Observational studies are designed to predict some sort of relationship between variables. They usually start with an observation of some sort of association. Like chocolate consumption being linked with Nobel prizes. An article in the New England Journal of Medicine shows a correlation between the national consumption of chocolate and the national yield of Nobel prizes . A good summary of the strengths and weaknesses of this association study is found at http://www.reuters.com/article/2012/10/10/us-eat-chocolate-win-the-nobel-prize-idUSBRE8991MS20121010article
Association studies piqué curiosity. They report on association, though, not cause. There is no evidence that chocolate consumption leads to higher academic performance, any more than umbrellas cause rain. Studies that examine cause go two ways. Cohort studies follow a large cohort prospectively to determine how exposure to an educational event or process, or a cohort’s specific characteristics relates to outcomes. An example may be, does attending a medical school with PBL predict future competence as a clinician? So you might follow a cohort, some of whom have done PBL and others who have not, and track their performance. A nice Australian example is Sarah Larkins’ study of medical students. Sarah looked at scores on a depression and anxiety instrument in medical school, and tracked whether high scores predicted poor performance as GP registrars (the answer was yes).
Case-control studies start with the outcome, and then do a retrospective analysis to determine how the outcome relates to exposure to an educational event or process, or a cohort’s specific characteristics. An example might be looking at registrars requiring remediation, and determining whether they are more likely to have had prolonged exposure to general practice in medical school. Case control studies are cheaper, because they do not need to track participants over a long period of time like cohort studies, and they are more useful for outcomes that are rare. Seeing as less than 1% of our registrars need formal remediation, you could track a cohort for years, and only have one or two with the outcome you are studying. Case control studies avoid this dilemma, but they do have the disadvantage of recall bias: they are asking retrospective questions.

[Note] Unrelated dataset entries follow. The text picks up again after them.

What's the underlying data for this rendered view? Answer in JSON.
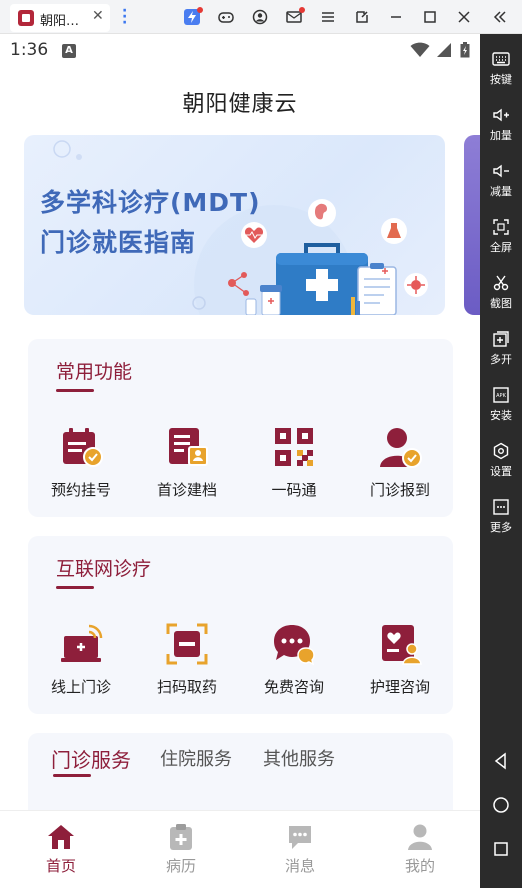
{
  "emulator": {
    "tab_title": "朝阳…",
    "tab_close": "✕",
    "rail": [
      {
        "icon": "keyboard-icon",
        "label": "按键"
      },
      {
        "icon": "volume-up-icon",
        "label": "加量"
      },
      {
        "icon": "volume-down-icon",
        "label": "减量"
      },
      {
        "icon": "fullscreen-icon",
        "label": "全屏"
      },
      {
        "icon": "scissors-icon",
        "label": "截图"
      },
      {
        "icon": "multi-open-icon",
        "label": "多开"
      },
      {
        "icon": "apk-icon",
        "label": "安装"
      },
      {
        "icon": "settings-icon",
        "label": "设置"
      },
      {
        "icon": "more-icon",
        "label": "更多"
      }
    ]
  },
  "status_bar": {
    "time": "1:36",
    "badge": "A"
  },
  "app": {
    "title": "朝阳健康云"
  },
  "banner": {
    "line1": "多学科诊疗(MDT)",
    "line2": "门诊就医指南"
  },
  "common_functions": {
    "title": "常用功能",
    "items": [
      {
        "label": "预约挂号",
        "icon": "calendar-check-icon"
      },
      {
        "label": "首诊建档",
        "icon": "record-profile-icon"
      },
      {
        "label": "一码通",
        "icon": "qr-code-icon"
      },
      {
        "label": "门诊报到",
        "icon": "user-check-icon"
      }
    ]
  },
  "internet_clinic": {
    "title": "互联网诊疗",
    "items": [
      {
        "label": "线上门诊",
        "icon": "online-clinic-icon"
      },
      {
        "label": "扫码取药",
        "icon": "scan-medicine-icon"
      },
      {
        "label": "免费咨询",
        "icon": "chat-bubble-icon"
      },
      {
        "label": "护理咨询",
        "icon": "nursing-consult-icon"
      }
    ]
  },
  "service_tabs": [
    "门诊服务",
    "住院服务",
    "其他服务"
  ],
  "bottom_nav": [
    {
      "label": "首页",
      "icon": "home-icon"
    },
    {
      "label": "病历",
      "icon": "medical-record-icon"
    },
    {
      "label": "消息",
      "icon": "message-icon"
    },
    {
      "label": "我的",
      "icon": "profile-icon"
    }
  ],
  "colors": {
    "brand": "#8e1f3b",
    "accent_orange": "#e8a32c",
    "banner_text": "#3f69b8"
  }
}
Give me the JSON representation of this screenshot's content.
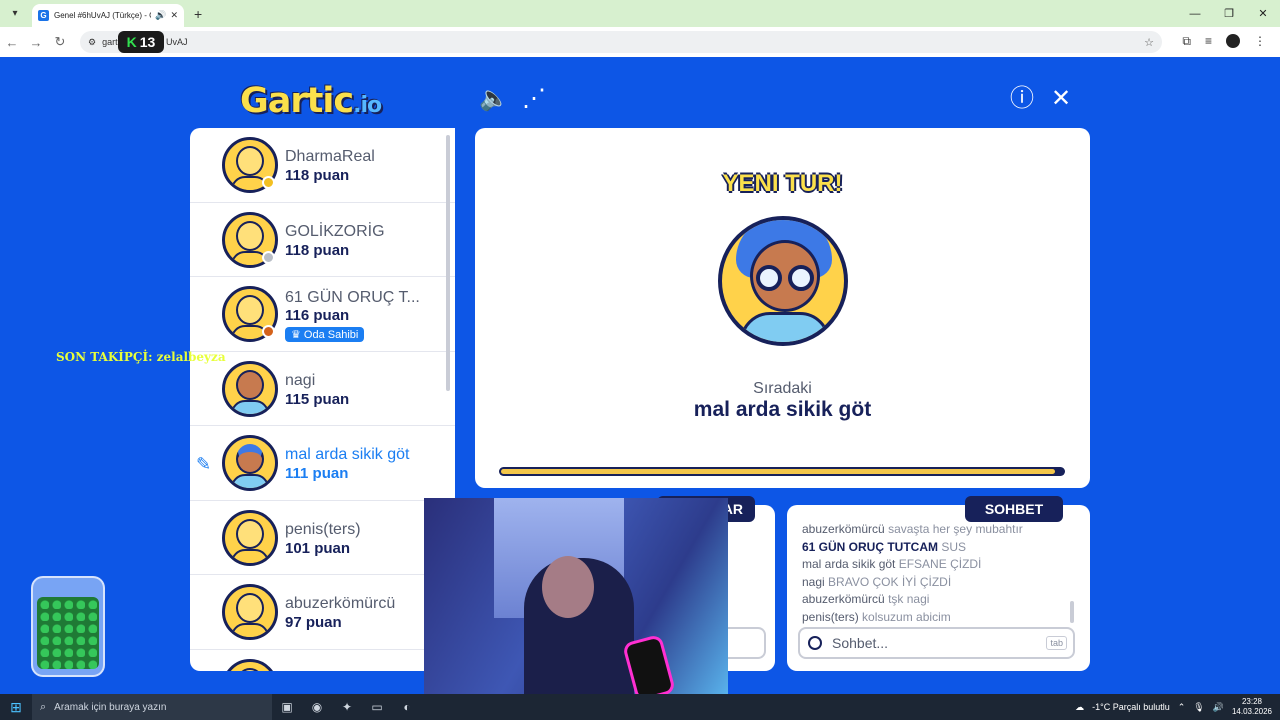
{
  "browser": {
    "tab_title": "Genel #6hUvAJ (Türkçe) - G",
    "tab_favicon": "G",
    "url_prefix": "gart",
    "url_suffix": "UvAJ",
    "overlay_badge_k": "K",
    "overlay_badge_num": "13"
  },
  "header": {
    "logo_main": "Gartic",
    "logo_suffix": ".io"
  },
  "players": [
    {
      "name": "DharmaReal",
      "score": "118 puan",
      "dot_color": "#f3c021"
    },
    {
      "name": "GOLİKZORİG",
      "score": "118 puan",
      "dot_color": "#b9bec7"
    },
    {
      "name": "61 GÜN ORUÇ T...",
      "score": "116 puan",
      "dot_color": "#d4621b",
      "badge": "Oda Sahibi"
    },
    {
      "name": "nagi",
      "score": "115 puan"
    },
    {
      "name": "mal arda sikik göt",
      "score": "111 puan"
    },
    {
      "name": "penis(ters)",
      "score": "101 puan"
    },
    {
      "name": "abuzerkömürcü",
      "score": "97 puan"
    }
  ],
  "stage": {
    "banner": "YENI TUR!",
    "next_label": "Sıradaki",
    "next_player": "mal arda sikik göt",
    "progress_fraction": 0.985
  },
  "answers": {
    "tab_label": "AR"
  },
  "chat": {
    "tab_label": "SOHBET",
    "input_placeholder": "Sohbet...",
    "tab_key": "tab",
    "lines": [
      {
        "user": "abuzerkömürcü",
        "text": "savaşta her şey mubahtır"
      },
      {
        "user": "61 GÜN ORUÇ TUTCAM",
        "text": "SUS"
      },
      {
        "user": "mal arda sikik göt",
        "text": "EFSANE ÇİZDİ"
      },
      {
        "user": "nagi",
        "text": "BRAVO ÇOK İYİ ÇİZDİ"
      },
      {
        "user": "abuzerkömürcü",
        "text": "tşk nagi"
      },
      {
        "user": "penis(ters)",
        "text": "kolsuzum abicim"
      }
    ]
  },
  "overlay": {
    "follower_text": "SON TAKİPÇİ: zelalbeyza"
  },
  "taskbar": {
    "search_placeholder": "Aramak için buraya yazın",
    "weather": "-1°C  Parçalı bulutlu",
    "time": "23:28",
    "date": "14.03.2026"
  }
}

One issue with predictive studies is deciding what you will do with the data. It is important to ask a question that can not only be answered, but can lead to helpful educational change. For instance, if a hypothetical study found that participants with blue eyes are more likely to choose rural terms, it is unlikely we will change anything. Could you imagine the outcry if eye colour was used as a selection criterion?? Idle curiosity masquerading as predictive observational studies is research waste. Unless of course it is associating chocolate intake with Nobel prizes. That has spawned all sorts of debate, and probably increased the average chocolate consumption of researchers around the world.